We now doubt the good faith of the very people that people like us usually trust: doctors or (probably genuinely caring) therapists. Away from them, I want to shout from the rooftops that yesterday, when we’d walked home, I asked Milly what I should do next and she actually said: ‘Oben door.’
Truthfully, I’m more proud of Milly than anyone, ever: proud of her sweetness, her humour, her give-it-a-go courage, proud of how hard she tries; proud, beyond words, that she loves her Nan.
But if a professional applauds her, we instantly wonder: do they really mean that? Or are they only praising her ‘progress’ to save money?
We have achieved one tiny victory: I harangued till the Local Authority conceded five short sessions of speech therapy, a drop in the ocean against the private ones that we have already started, at a price we really cannot afford.
Last week, for more ‘early intervention’, Milly started part-time at an inspiring little Montessori nursery school, with her nanny Daisy alongside.
Daisy, who joined the family before we knew there’d be trouble ahead, and could be excused for running from it now, but who says simply: ‘I’ll be here as long as Milly needs me.’

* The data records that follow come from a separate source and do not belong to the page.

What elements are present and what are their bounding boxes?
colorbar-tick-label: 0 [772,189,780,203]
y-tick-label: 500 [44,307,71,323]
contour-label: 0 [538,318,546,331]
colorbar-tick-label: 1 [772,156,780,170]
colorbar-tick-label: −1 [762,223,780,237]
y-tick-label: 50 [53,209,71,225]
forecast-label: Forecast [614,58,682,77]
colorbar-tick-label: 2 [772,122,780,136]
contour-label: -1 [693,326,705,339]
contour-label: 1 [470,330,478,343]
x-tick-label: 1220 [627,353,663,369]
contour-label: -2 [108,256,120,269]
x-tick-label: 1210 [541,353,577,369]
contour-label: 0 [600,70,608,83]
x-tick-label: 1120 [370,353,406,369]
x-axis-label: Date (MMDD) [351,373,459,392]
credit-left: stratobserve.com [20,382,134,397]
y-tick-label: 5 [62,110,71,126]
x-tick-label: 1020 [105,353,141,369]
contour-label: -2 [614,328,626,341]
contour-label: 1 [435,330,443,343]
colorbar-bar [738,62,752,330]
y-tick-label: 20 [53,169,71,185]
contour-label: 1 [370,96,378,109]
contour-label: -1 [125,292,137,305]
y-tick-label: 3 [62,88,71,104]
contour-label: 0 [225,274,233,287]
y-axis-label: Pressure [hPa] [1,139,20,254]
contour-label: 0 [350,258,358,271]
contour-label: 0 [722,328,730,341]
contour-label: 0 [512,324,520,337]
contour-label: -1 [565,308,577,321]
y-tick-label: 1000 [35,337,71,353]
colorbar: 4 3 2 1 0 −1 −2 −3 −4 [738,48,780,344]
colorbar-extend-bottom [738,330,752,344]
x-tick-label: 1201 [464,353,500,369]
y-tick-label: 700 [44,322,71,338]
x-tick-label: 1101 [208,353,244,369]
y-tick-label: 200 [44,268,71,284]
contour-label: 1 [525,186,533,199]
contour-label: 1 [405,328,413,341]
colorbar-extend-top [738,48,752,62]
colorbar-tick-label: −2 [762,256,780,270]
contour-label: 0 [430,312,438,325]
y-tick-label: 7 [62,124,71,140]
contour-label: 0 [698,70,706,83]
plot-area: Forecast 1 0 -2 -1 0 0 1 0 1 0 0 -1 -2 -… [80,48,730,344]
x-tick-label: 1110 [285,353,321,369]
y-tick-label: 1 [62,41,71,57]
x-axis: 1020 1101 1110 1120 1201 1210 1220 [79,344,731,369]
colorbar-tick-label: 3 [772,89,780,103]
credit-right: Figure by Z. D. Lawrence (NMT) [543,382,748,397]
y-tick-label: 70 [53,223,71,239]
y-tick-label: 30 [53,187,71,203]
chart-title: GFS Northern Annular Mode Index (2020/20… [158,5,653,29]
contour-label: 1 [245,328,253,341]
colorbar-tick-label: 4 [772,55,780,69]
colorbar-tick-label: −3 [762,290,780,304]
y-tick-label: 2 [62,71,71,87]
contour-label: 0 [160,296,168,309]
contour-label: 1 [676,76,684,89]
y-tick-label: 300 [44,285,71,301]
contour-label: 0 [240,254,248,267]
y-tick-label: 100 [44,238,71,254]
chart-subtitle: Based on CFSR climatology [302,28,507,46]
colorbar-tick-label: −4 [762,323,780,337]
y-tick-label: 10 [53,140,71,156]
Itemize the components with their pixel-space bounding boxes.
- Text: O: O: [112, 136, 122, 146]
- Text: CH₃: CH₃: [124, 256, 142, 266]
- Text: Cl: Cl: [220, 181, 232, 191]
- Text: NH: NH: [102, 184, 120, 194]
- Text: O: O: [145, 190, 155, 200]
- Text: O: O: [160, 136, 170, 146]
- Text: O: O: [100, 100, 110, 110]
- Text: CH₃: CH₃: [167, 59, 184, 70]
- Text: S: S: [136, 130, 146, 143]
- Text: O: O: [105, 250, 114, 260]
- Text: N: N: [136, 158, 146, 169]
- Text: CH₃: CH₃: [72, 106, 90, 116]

At the school, it’s a learning curve for all, like when a teacher put something away and said she’d give it back tomorrow.
As I say, Milly doesn’t ‘do’ tomorrow; to her, the loss was permanent. Meltdown ensued.
Still, the school is absolutely terrific — but Milly will have to leave its caring, tiny classes and hands-on support next year, with no sign of any desperately needed special provision after that.
In a few weeks’ time, we shall mark the first anniversary of our struggle by appearing before a judge.
We’ll be there to beg for an order just to start the process; to make the Local Authority begin formally assessing Milly’s glaringly evident, proven needs.
We don’t want to go before a judge; it’s scary. Haringey could, at any point, have done the decent thing and spared us that.
Of course we can’t afford a lawyer and they can. All I know is that an entire year of my life, and Milly’s, has got us absolutely nowhere.
It’s all about attrition, I see that now. I see why, according to recent BBC research, only 13 per cent — and dropping — of England’s 1.7 million Special Educational Needs children ever gets a Statement. They just want us to go away, beaten and defeated.
But we’ll be damned if we will go away. Milly is too precious for us to give up now.
Yet still, sometimes at night, in our old brass bed, I don’t feel quite so bold. I gaze at Milly’s sleeping face. Brush her hair back from the creamy, smooth, tell-tale high forehead and kiss it gently.
I am so very sorry, sweetheart. Sorry that you don’t know what ‘tomorrow’ means. And sorry, too, that as things stand, Nan doesn’t know what tomorrow means, either.